Humans have lived in the harsh conditions of Katmai country for thousands of years. Flaked stone found on Takli Island indicates human occupation beginning as early as 9000 years ago. Early residents probably lived along the bays and inlets of the park's eastern boundary, and used much of the interconnecting coastline for fishing, hunting, or for temporary shelter. Inland, along the Brooks River, archeologists found artifacts dating as far back as 4500 years ago that provides evidence of an extensive village inhabited almost continuously since that time. Due to its significance, the Brooks Camp area was listed in the National Register of Historic Places in 1977, and designated a National Historic Landmark in 1993.

In the late 18th century, Russian fur traders were the first Europeans to arrive in Katmai country. By then, the Alutiiq had established villages along the river coastlines. A complex economic and cultural relationship developed between Native peoples and the Russians. During the early and mid-nineteenth century, Russians considered Katmai village to be the most significant post on the upper Alaska Peninsula. Few Russians actually lived there, but observers estimated that 2000 to 3000 sea otter pelts were harvested each year.

Katmai was declared a national monument in 1918 to preserve the living laboratory of its cataclysmic 1912 volcanic eruption, particularly the Valley of Ten Thousand Smokes, a spectacular forty-square-mile, pyroclastic ash flow deposited by Novarupta Volcano that is up to 700 feet deep. On September 24, President Woodrow Wilson signed the proclamation, which stated “Mount Katmai has proved to be of importance in the study of volcanism, inasmuch as its eruption of June, 1912, was one of excessive violence, ranking in the first order of volcanic eruptions The results of this eruption are still fresh, offering excellent opportunities for studying the causes of the catastrophe and its results The Valley of the Ten Thousand Smokes, a valley of hot springs in a condition of development towards a possible future geyser field .. This wonderland may become of popular scenic, as well as scientific, interest for generations to come, inasmuch as all the phenomena exist upon a scale of great magnitude, arousing emotions of wonder at the inspiring spectacles, thus affording inspiration to patriotism and to the study of nature” (Proc. No. 1487) but also its “features of historical and scientific interest and brown bear, moose, and other wild animals” (Proc. No. 1950).
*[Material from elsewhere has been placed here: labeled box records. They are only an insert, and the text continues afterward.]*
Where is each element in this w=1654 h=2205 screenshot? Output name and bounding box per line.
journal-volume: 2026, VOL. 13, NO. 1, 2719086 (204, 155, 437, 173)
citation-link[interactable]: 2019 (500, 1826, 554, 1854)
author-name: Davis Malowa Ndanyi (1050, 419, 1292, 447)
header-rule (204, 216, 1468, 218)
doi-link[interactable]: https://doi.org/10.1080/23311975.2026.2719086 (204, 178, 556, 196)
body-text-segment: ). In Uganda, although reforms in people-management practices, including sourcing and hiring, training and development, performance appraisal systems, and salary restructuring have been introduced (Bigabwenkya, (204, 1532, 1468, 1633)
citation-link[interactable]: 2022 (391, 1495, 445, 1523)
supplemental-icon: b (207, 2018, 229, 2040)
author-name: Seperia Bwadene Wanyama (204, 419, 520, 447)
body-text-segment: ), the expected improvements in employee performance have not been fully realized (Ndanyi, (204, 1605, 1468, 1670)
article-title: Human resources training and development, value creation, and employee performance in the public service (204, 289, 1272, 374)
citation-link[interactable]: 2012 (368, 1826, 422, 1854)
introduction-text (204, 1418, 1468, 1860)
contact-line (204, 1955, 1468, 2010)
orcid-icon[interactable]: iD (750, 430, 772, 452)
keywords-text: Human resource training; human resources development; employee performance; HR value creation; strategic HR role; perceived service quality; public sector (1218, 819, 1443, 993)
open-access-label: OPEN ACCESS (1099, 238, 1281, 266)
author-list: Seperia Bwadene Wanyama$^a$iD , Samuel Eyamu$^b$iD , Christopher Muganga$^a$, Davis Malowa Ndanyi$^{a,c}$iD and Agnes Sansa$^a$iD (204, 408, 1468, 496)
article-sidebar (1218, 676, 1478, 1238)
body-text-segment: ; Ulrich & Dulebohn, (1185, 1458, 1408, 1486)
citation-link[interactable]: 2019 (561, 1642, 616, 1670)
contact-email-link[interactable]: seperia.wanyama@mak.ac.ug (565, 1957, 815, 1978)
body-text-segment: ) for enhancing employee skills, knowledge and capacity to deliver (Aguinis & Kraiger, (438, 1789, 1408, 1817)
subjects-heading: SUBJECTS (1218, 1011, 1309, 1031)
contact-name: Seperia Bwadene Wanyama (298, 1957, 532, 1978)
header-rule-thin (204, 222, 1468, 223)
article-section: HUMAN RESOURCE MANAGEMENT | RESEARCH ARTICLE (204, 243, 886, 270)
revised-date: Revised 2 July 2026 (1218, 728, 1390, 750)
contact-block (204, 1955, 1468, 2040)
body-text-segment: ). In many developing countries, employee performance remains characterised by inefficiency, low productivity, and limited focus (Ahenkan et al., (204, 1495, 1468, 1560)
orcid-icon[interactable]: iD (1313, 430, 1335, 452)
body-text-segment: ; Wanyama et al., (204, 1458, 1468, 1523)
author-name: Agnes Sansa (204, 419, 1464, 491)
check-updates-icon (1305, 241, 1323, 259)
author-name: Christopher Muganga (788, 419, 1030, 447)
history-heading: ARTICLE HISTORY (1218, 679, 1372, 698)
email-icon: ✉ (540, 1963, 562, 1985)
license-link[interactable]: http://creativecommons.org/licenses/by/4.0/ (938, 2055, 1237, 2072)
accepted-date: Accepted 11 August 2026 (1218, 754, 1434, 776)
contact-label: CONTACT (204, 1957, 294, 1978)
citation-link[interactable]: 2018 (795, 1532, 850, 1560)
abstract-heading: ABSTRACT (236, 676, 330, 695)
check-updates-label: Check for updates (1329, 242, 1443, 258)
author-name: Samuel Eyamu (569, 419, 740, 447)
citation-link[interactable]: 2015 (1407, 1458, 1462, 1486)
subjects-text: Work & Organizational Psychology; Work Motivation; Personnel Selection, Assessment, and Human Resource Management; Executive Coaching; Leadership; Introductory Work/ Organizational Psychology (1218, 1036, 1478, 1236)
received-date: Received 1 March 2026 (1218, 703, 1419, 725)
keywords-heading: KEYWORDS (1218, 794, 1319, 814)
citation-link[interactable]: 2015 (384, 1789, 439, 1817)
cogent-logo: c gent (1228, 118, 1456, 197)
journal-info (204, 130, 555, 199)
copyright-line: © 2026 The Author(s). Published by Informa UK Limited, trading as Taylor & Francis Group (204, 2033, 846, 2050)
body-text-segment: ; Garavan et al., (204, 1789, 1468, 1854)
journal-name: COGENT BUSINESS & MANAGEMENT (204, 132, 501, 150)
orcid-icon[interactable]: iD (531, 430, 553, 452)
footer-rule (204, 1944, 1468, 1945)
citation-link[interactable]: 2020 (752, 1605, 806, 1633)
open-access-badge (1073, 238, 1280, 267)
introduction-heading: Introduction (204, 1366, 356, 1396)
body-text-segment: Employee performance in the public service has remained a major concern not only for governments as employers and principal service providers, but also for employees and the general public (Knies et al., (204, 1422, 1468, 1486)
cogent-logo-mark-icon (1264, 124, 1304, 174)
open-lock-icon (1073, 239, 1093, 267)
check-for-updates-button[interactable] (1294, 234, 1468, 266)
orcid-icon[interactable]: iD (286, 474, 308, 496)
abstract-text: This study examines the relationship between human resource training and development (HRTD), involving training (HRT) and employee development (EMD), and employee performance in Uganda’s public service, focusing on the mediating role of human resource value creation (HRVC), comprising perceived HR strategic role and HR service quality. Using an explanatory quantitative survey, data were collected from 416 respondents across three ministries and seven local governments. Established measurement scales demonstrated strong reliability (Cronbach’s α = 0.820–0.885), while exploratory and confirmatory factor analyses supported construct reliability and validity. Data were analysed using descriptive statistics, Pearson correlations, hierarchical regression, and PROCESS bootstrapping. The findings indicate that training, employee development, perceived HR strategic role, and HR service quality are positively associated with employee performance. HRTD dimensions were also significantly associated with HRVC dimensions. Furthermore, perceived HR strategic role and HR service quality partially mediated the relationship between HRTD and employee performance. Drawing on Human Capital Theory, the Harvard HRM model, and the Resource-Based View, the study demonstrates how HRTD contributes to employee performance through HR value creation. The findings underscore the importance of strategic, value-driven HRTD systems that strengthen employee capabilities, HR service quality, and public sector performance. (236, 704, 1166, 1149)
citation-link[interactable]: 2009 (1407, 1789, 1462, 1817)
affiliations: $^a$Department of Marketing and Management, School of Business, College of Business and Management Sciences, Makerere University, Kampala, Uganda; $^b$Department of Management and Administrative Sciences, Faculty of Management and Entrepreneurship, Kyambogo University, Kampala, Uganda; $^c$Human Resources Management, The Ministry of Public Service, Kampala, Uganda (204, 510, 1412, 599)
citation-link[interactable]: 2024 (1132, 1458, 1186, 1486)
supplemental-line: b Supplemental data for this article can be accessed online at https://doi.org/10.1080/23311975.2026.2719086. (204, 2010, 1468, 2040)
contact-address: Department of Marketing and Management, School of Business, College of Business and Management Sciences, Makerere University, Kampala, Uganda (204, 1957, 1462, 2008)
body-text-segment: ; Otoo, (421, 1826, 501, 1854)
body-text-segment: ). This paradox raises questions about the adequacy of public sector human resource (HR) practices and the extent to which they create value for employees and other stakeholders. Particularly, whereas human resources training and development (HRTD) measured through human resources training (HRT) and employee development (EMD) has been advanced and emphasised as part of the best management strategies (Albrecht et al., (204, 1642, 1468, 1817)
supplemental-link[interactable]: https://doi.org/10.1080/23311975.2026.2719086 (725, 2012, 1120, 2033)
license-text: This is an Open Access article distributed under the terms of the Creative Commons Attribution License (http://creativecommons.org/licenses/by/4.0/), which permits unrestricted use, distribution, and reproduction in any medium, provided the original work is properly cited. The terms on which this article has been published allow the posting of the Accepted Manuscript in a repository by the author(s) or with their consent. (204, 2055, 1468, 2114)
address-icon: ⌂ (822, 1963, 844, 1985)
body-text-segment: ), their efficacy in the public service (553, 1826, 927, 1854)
Since 1912, Katmai has been expanded four times as its country has become better known and appreciated as a valuable storehouse of biological diversity and cultural heritage. In 1980 the area was designated a national park and preserve. Most of the surface geothermal features have cooled in the Valley of Ten Thousand Smokes, but the protection of brown bears has become an equally compelling charge for Katmai. Katmai is a world-class destination for fishing and for wildlife observation.

In 2005, over 40,000 visitors explored the 4.5 million acres of Katmai National Park and Preserve. They said:

  • “Thank you for allowing me to be able to see a natural wonder of the world as good as the pyramids!”
  • “This is an amazing park - I've never seen anthing like it. The opportunity to safely view wildlife in nature is priceless.”
  • “Seeing the bears in their own habitat instills the necessity for preserving wild lands.”